Summary created by Smart Answers AI
In summary:
- Valve now provides developers with 30 days of average frame rate data for Steam Deck Verified games to help optimize handheld performance.
- PCWorld notes this data is crucial for monitoring performance after game updates and addressing discrepancies between Verified ratings and actual user experiences.
- The feature will expand to Steam Deck Playable games and could lead to developers displaying performance metrics on store pages.
The Steam Deck and other PC gaming handhelds can squeeze a shocking amount of performance out of relatively old integrated graphics hardware. But they’re still essentially tiny little laptops without dedicated GPUs. If you’re developing a 3D game on something like Unreal, it needs a bit of tuning to run well on handhelds. Now, Valve is giving developers a peek behind the curtain on Steam.
For games that are Steam Deck Verified, developers will get a readout of the last 30 days of average frame rate data collected by users who’ve opted in. “We’re providing this data because while customers overwhelmingly agree with the Verified rating for titles (>95%), it can be valuable for developers to better understand the experiences of customers who disagree, especially in the context of a specific title or update.” The view will later go out to Steam Deck Playable games (bootable but with user adjustments needed) at some point, too.

Valve
The timeline view makes sense, specifically for updates that negatively affect the performance of the Steam Deck (and positively, I suppose). Getting the average view for hundreds or thousands of players who are on nearly identical hardware is hugely beneficial. I think it might be even better if you could drill down into more hardware configurations. I’m sure a developer would like, say, an average of frame rates for users on the 8GB version of the RTX 4060 Ti card.

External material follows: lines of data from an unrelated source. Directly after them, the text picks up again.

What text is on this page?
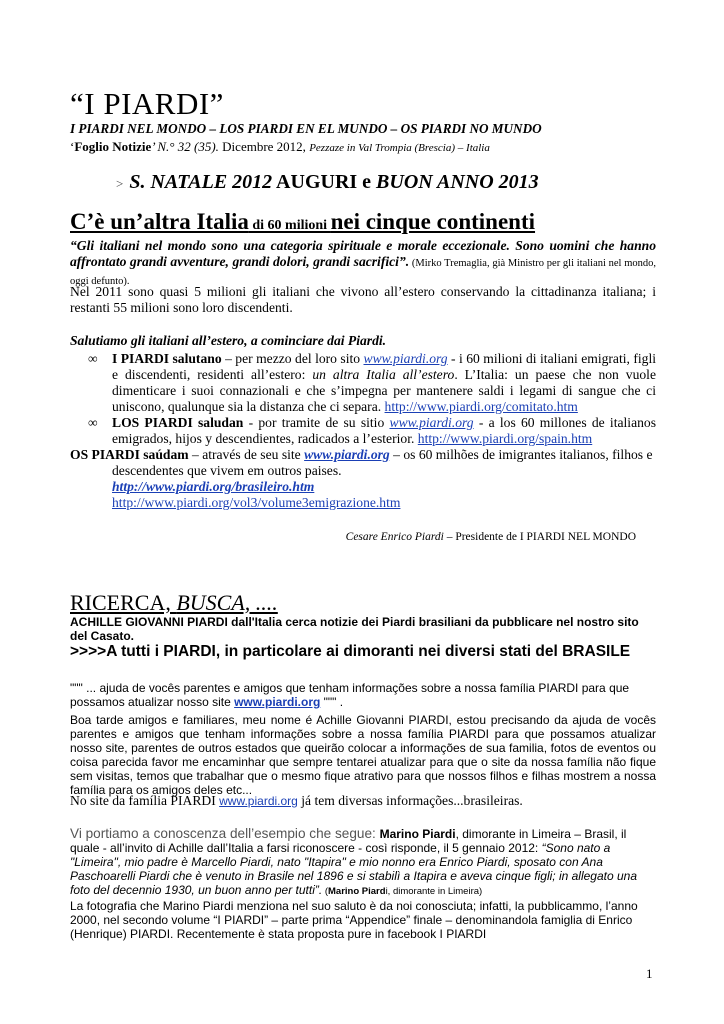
“I PIARDI”
I PIARDI NEL MONDO – LOS PIARDI EN EL MUNDO – OS PIARDI NO MUNDO
‘Foglio Notizie’ N.° 32 (35). Dicembre 2012, Pezzaze in Val Trompia (Brescia) – Italia
> S. NATALE 2012 AUGURI e BUON ANNO 2013
C’è un’altra Italia di 60 milioni nei cinque continenti
“Gli italiani nel mondo sono una categoria spirituale e morale eccezionale. Sono uomini che hanno affrontato grandi avventure, grandi dolori, grandi sacrifici”. (Mirko Tremaglia, già Ministro per gli italiani nel mondo, oggi defunto).
Nel 2011 sono quasi 5 milioni gli italiani che vivono all’estero conservando la cittadinanza italiana; i restanti 55 milioni sono loro discendenti.
Salutiamo gli italiani all’estero, a cominciare dai Piardi.
∞ I PIARDI salutano – per mezzo del loro sito www.piardi.org - i 60 milioni di italiani emigrati, figli e discendenti, residenti all’estero: un altra Italia all’estero. L’Italia: un paese che non vuole dimenticare i suoi connazionali e che s’impegna per mantenere saldi i legami di sangue che ci uniscono, qualunque sia la distanza che ci separa. http://www.piardi.org/comitato.htm
∞ LOS PIARDI saludan - por tramite de su sitio www.piardi.org - a los 60 millones de italianos emigrados, hijos y descendientes, radicados a l’esterior. http://www.piardi.org/spain.htm
OS PIARDI saúdam – através de seu site www.piardi.org – os 60 milhões de imigrantes italianos, filhos e
descendentes que vivem em outros paises.
http://www.piardi.org/brasileiro.htm
http://www.piardi.org/vol3/volume3emigrazione.htm
Cesare Enrico Piardi – Presidente de I PIARDI NEL MONDO
RICERCA, BUSCA, ....
ACHILLE GIOVANNI PIARDI dall'Italia cerca notizie dei Piardi brasiliani da pubblicare nel nostro sito del Casato.
>>>>A tutti i PIARDI, in particolare ai dimoranti nei diversi stati del BRASILE
""" ... ajuda de vocês parentes e amigos que tenham informações sobre a nossa família PIARDI para que possamos atualizar nosso site www.piardi.org """ .
Boa tarde amigos e familiares, meu nome é Achille Giovanni PIARDI, estou precisando da ajuda de vocês parentes e amigos que tenham informações sobre a nossa família PIARDI para que possamos atualizar nosso site, parentes de outros estados que queirão colocar a informações de sua familia, fotos de eventos ou coisa parecida favor me encaminhar que sempre tentarei atualizar para que o site da nossa família não fique sem visitas, temos que trabalhar que o mesmo fique atrativo para que nossos filhos e filhas mostrem a nossa família para os amigos deles etc...
No site da família PIARDI www.piardi.org já tem diversas informações...brasileiras.
Vi portiamo a conoscenza dell’esempio che segue: Marino Piardi, dimorante in Limeira – Brasil, il quale - all’invito di Achille dall’Italia a farsi riconoscere - così risponde, il 5 gennaio 2012: “Sono nato a "Limeira", mio padre è Marcello Piardi, nato "Itapira" e mio nonno era Enrico Piardi, sposato con Ana Paschoarelli Piardi che è venuto in Brasile nel 1896 e si stabilì a Itapira e aveva cinque figli; in allegato una foto del decennio 1930, un buon anno per tutti”. (Marino Piardi, dimorante in Limeira)
La fotografia che Marino Piardi menziona nel suo saluto è da noi conosciuta; infatti, la pubblicammo, l’anno 2000, nel secondo volume “I PIARDI” – parte prima “Appendice” finale – denominandola famiglia di Enrico (Henrique) PIARDI. Recentemente è stata proposta pure in facebook I PIARDI
1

For that matter, regular users would probably like to have that data, too. “Will it run on Steam Deck?” is the question that the Verified system is designed to answer. But there’s a big difference between “it will run” and “it will run at 30 frames per second, occasionally shifting into 15 when you first enter a new area.” Sure, it makes sense why Steam wouldn’t get that detailed by default… but I imagine that some developers might choose to put something like “60 FPS average Steam Deck performance” on the store page, with a nice Valve-supplied chart to prove it. (And when I say “imagine,” what I mean is “please do this.” I want it.)
I have to assume that similar tools are being developed for the Steam Machine, with the further assumption that the Steam Machine will actually launch as planned later this year. With one delay already on the books due to all the insanity in the PC market right now, that’s beginning to look a lot less likely.